Should the federal government — particularly the president — encourage the use of a drug for a purpose other than that for which it was approved by the U.S. Food and Drug Administration? Absolutely not.

First, doing so can be dangerous. Both chloroquine and hydroxychloroquine have serious — and sometimes fatal — side effects. Trump casually says, "Try it, what do you have to lose?" The answer: Your life.

Both can damage the heart muscle and lead to heart failure. They also can cause a change in the electrical activity in the heart that can lead to a life-threatening and often fatal abnormal heart rhythm.

To make matters worse, some reports indicate that COVID-19 can cause inflammation of the heart muscle. That could make these patients more susceptible to chloroquine and hydroxychloroquine's adverse cardiac events. Moreover, critically ill patients, including those with respiratory failure due to the coronavirus, often develop severe blood electrolyte abnormalities that further increase the risk of dangerous abnormal heart rhythms. If these drugs are used widely to treat COVID-19 and are subsequently shown not to work, no benefit will have been provided, but some patients undoubtedly will have been harmed.

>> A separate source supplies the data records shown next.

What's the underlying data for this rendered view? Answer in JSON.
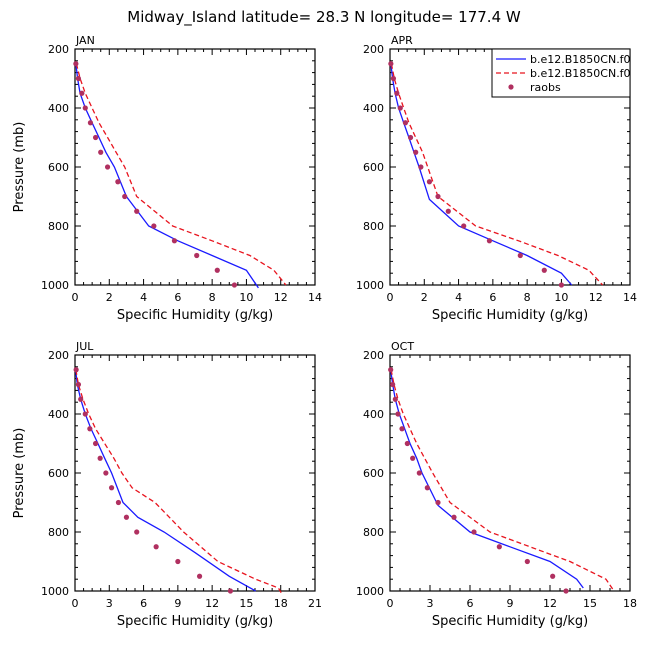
{
  "figure_title": "Midway_Island  latitude= 28.3 N longitude= 177.4 W",
  "legend": {
    "entries": [
      {
        "label": "b.e12.B1850CN.f0",
        "style": "solid",
        "color": "#1a1aff"
      },
      {
        "label": "b.e12.B1850CN.f0",
        "style": "dashed",
        "color": "#e8141e"
      },
      {
        "label": "raobs",
        "style": "dots",
        "color": "#b03060"
      }
    ]
  },
  "chart_data": [
    {
      "type": "line",
      "panel": "JAN",
      "title": "JAN",
      "xlabel": "Specific Humidity (g/kg)",
      "ylabel": "Pressure (mb)",
      "xlim": [
        0,
        14
      ],
      "ylim": [
        1000,
        200
      ],
      "xticks": [
        "0",
        "2",
        "4",
        "6",
        "8",
        "10",
        "12",
        "14"
      ],
      "yticks": [
        "200",
        "400",
        "600",
        "800",
        "1000"
      ],
      "series": [
        {
          "name": "b.e12.B1850CN.f0",
          "style": "solid",
          "color": "#1a1aff",
          "x": [
            0.05,
            0.15,
            0.3,
            0.6,
            1.0,
            1.4,
            1.8,
            2.3,
            3.0,
            4.3,
            6.0,
            8.0,
            10.0,
            10.7
          ],
          "y": [
            250,
            300,
            350,
            400,
            450,
            500,
            550,
            600,
            700,
            800,
            850,
            900,
            950,
            1010
          ]
        },
        {
          "name": "b.e12.B1850CN.f0",
          "style": "dashed",
          "color": "#e8141e",
          "x": [
            0.08,
            0.3,
            0.6,
            1.0,
            1.4,
            1.9,
            2.4,
            2.9,
            3.6,
            5.7,
            8.0,
            10.2,
            11.6,
            12.3
          ],
          "y": [
            250,
            300,
            350,
            400,
            450,
            500,
            550,
            600,
            700,
            800,
            850,
            900,
            950,
            1000
          ]
        },
        {
          "name": "raobs",
          "style": "dots",
          "color": "#b03060",
          "x": [
            0.05,
            0.2,
            0.4,
            0.6,
            0.9,
            1.2,
            1.5,
            1.9,
            2.5,
            2.9,
            3.6,
            4.6,
            5.8,
            7.1,
            8.3,
            9.3
          ],
          "y": [
            250,
            300,
            350,
            400,
            450,
            500,
            550,
            600,
            650,
            700,
            750,
            800,
            850,
            900,
            950,
            1000
          ]
        }
      ]
    },
    {
      "type": "line",
      "panel": "APR",
      "title": "APR",
      "xlabel": "Specific Humidity (g/kg)",
      "ylabel": "",
      "xlim": [
        0,
        14
      ],
      "ylim": [
        1000,
        200
      ],
      "xticks": [
        "0",
        "2",
        "4",
        "6",
        "8",
        "10",
        "12",
        "14"
      ],
      "yticks": [
        "200",
        "400",
        "600",
        "800",
        "1000"
      ],
      "series": [
        {
          "name": "b.e12.B1850CN.f0",
          "style": "solid",
          "color": "#1a1aff",
          "x": [
            0.05,
            0.15,
            0.3,
            0.5,
            0.8,
            1.1,
            1.4,
            1.7,
            2.3,
            4.0,
            6.0,
            8.0,
            10.0,
            10.6
          ],
          "y": [
            250,
            300,
            350,
            400,
            450,
            500,
            550,
            600,
            710,
            800,
            850,
            900,
            960,
            1000
          ]
        },
        {
          "name": "b.e12.B1850CN.f0",
          "style": "dashed",
          "color": "#e8141e",
          "x": [
            0.08,
            0.25,
            0.5,
            0.8,
            1.1,
            1.5,
            1.9,
            2.2,
            2.8,
            5.0,
            7.5,
            9.8,
            11.6,
            12.4
          ],
          "y": [
            250,
            300,
            350,
            400,
            450,
            500,
            550,
            600,
            700,
            800,
            850,
            900,
            950,
            1000
          ]
        },
        {
          "name": "raobs",
          "style": "dots",
          "color": "#b03060",
          "x": [
            0.05,
            0.2,
            0.4,
            0.6,
            0.9,
            1.2,
            1.5,
            1.8,
            2.3,
            2.8,
            3.4,
            4.3,
            5.8,
            7.6,
            9.0,
            10.0
          ],
          "y": [
            250,
            300,
            350,
            400,
            450,
            500,
            550,
            600,
            650,
            700,
            750,
            800,
            850,
            900,
            950,
            1000
          ]
        }
      ]
    },
    {
      "type": "line",
      "panel": "JUL",
      "title": "JUL",
      "xlabel": "Specific Humidity (g/kg)",
      "ylabel": "Pressure (mb)",
      "xlim": [
        0,
        21
      ],
      "ylim": [
        1000,
        200
      ],
      "xticks": [
        "0",
        "3",
        "6",
        "9",
        "12",
        "15",
        "18",
        "21"
      ],
      "yticks": [
        "200",
        "400",
        "600",
        "800",
        "1000"
      ],
      "series": [
        {
          "name": "b.e12.B1850CN.f0",
          "style": "solid",
          "color": "#1a1aff",
          "x": [
            0.05,
            0.2,
            0.5,
            0.9,
            1.4,
            2.0,
            2.6,
            3.2,
            4.2,
            5.5,
            7.8,
            10.5,
            13.5,
            15.8
          ],
          "y": [
            250,
            300,
            350,
            400,
            450,
            500,
            550,
            600,
            700,
            750,
            800,
            870,
            950,
            1000
          ]
        },
        {
          "name": "b.e12.B1850CN.f0",
          "style": "dashed",
          "color": "#e8141e",
          "x": [
            0.08,
            0.3,
            0.7,
            1.2,
            1.8,
            2.6,
            3.4,
            4.1,
            5.0,
            7.0,
            9.5,
            12.5,
            15.8,
            17.8,
            18.1
          ],
          "y": [
            250,
            300,
            350,
            400,
            450,
            500,
            550,
            600,
            650,
            700,
            800,
            900,
            960,
            990,
            1010
          ]
        },
        {
          "name": "raobs",
          "style": "dots",
          "color": "#b03060",
          "x": [
            0.1,
            0.3,
            0.5,
            0.9,
            1.3,
            1.8,
            2.2,
            2.7,
            3.2,
            3.8,
            4.5,
            5.4,
            7.1,
            9.0,
            10.9,
            13.6
          ],
          "y": [
            250,
            300,
            350,
            400,
            450,
            500,
            550,
            600,
            650,
            700,
            750,
            800,
            850,
            900,
            950,
            1000
          ]
        }
      ]
    },
    {
      "type": "line",
      "panel": "OCT",
      "title": "OCT",
      "xlabel": "Specific Humidity (g/kg)",
      "ylabel": "",
      "xlim": [
        0,
        18
      ],
      "ylim": [
        1000,
        200
      ],
      "xticks": [
        "0",
        "3",
        "6",
        "9",
        "12",
        "15",
        "18"
      ],
      "yticks": [
        "200",
        "400",
        "600",
        "800",
        "1000"
      ],
      "series": [
        {
          "name": "b.e12.B1850CN.f0",
          "style": "solid",
          "color": "#1a1aff",
          "x": [
            0.05,
            0.2,
            0.4,
            0.7,
            1.1,
            1.5,
            2.0,
            2.4,
            3.6,
            6.0,
            9.0,
            12.0,
            14.0,
            14.5
          ],
          "y": [
            250,
            300,
            350,
            400,
            450,
            500,
            550,
            600,
            710,
            800,
            850,
            900,
            960,
            990
          ]
        },
        {
          "name": "b.e12.B1850CN.f0",
          "style": "dashed",
          "color": "#e8141e",
          "x": [
            0.08,
            0.3,
            0.6,
            1.0,
            1.5,
            2.0,
            2.6,
            3.2,
            4.5,
            7.5,
            10.5,
            13.5,
            16.2,
            16.8
          ],
          "y": [
            250,
            300,
            350,
            400,
            450,
            500,
            550,
            600,
            700,
            800,
            850,
            900,
            960,
            1000
          ]
        },
        {
          "name": "raobs",
          "style": "dots",
          "color": "#b03060",
          "x": [
            0.05,
            0.2,
            0.4,
            0.6,
            0.9,
            1.3,
            1.7,
            2.2,
            2.8,
            3.6,
            4.8,
            6.3,
            8.2,
            10.3,
            12.2,
            13.2
          ],
          "y": [
            250,
            300,
            350,
            400,
            450,
            500,
            550,
            600,
            650,
            700,
            750,
            800,
            850,
            900,
            950,
            1000
          ]
        }
      ]
    }
  ]
}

It wouldn't be the first time. History is filled with examples of long-term use of major treatments that were believed to be effective based on inadequately designed studies but later were shown to be ineffective and, in some cases, result in worse outcomes once well-designed clinical trials were conducted.

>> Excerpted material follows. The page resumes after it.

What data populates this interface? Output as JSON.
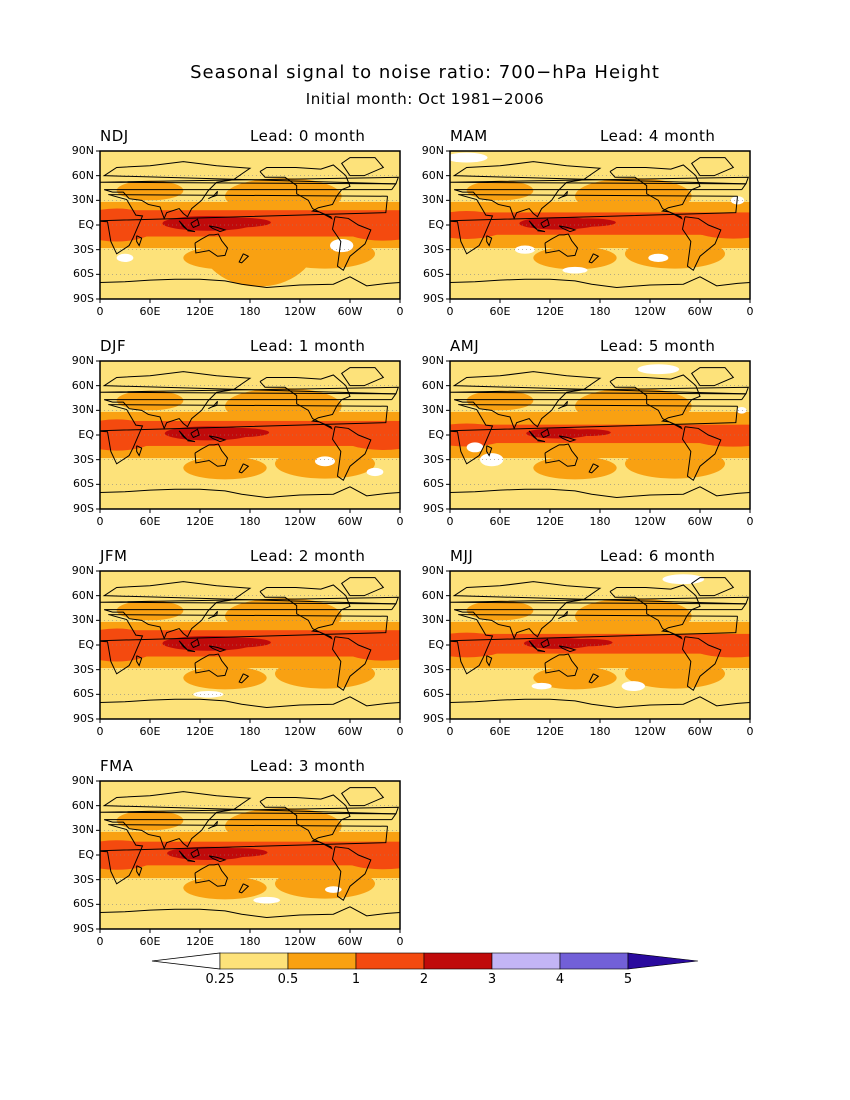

Second, promoting an FDA-approved drug for unapproved uses may trigger hoarding and subsequent drug shortages, so that patients with diseases for which the drug is FDA-approved and has been shown to be safe and effective may not be able to get critically important treatment. This is happening thanks to Trump's reckless promotion of hydroxychloroquine; patients with lupus and rheumatoid arthritis who have been treated successfully with hydroxychloroquine have not been able to refill their prescriptions.

Third, promoting an FDA-approved drug for unapproved uses could interfere with and delay the conduct of the well-designed, randomized clinical trials necessary to find out whether a drug is safe and effective for the unapproved use. Rather than consenting to enroll in a randomized trial, many patients who have heard Trump advocate the use of chloroquine and hydroxychloroquine may be unwilling to enroll in a trial and take the chance of getting a placebo.

The longer it takes to find out whether these drugs are safe and effective for treating COVID-19, the longer the period of potential exposure of a large group of patients to an ineffective but harmful treatment.

In touting chloroquine and hydroxychloroquine, Trump has invoked the "Right to Try Act," which was passed in 2018. Again, the carnival barker is misleading his audience. The Right to Try Act doesn't even apply to this situation; it applies only to experimental drugs that have not yet been approved by the FDA for any use and therefore are not on the market. Chloroquine and hydroxychloroquine were approved by the FDA for marketing in the United States in 1949 and 1955, respectively.

A doctor doesn't need the Right to Try Act to prescribe chloroquine or hydroxychloroquine to COVID-19 patients. The law already allows a doctor to prescribe an approved drug for any use.

Further, the FDA for decades has had a program for seriously ill patients with limited or no treatment options to access experimental medications. It's called the Expanded Access program, and it provides for FDA review of experimental therapies used outside the context of a clinical trial, thereby helping to ensure that proposed uses of the treatments do not pose unacceptable risk. Roughly 99% of these "compassionate use" requests are approved by the agency.

Trump should step away from his carnival booth and let qualified public health experts take the lead in truthfully informing the public about treatment options for COVID-19.

Dr. Michael Carome is director of Public Citizen's Health Research Group. He wrote this for InsideSources.com.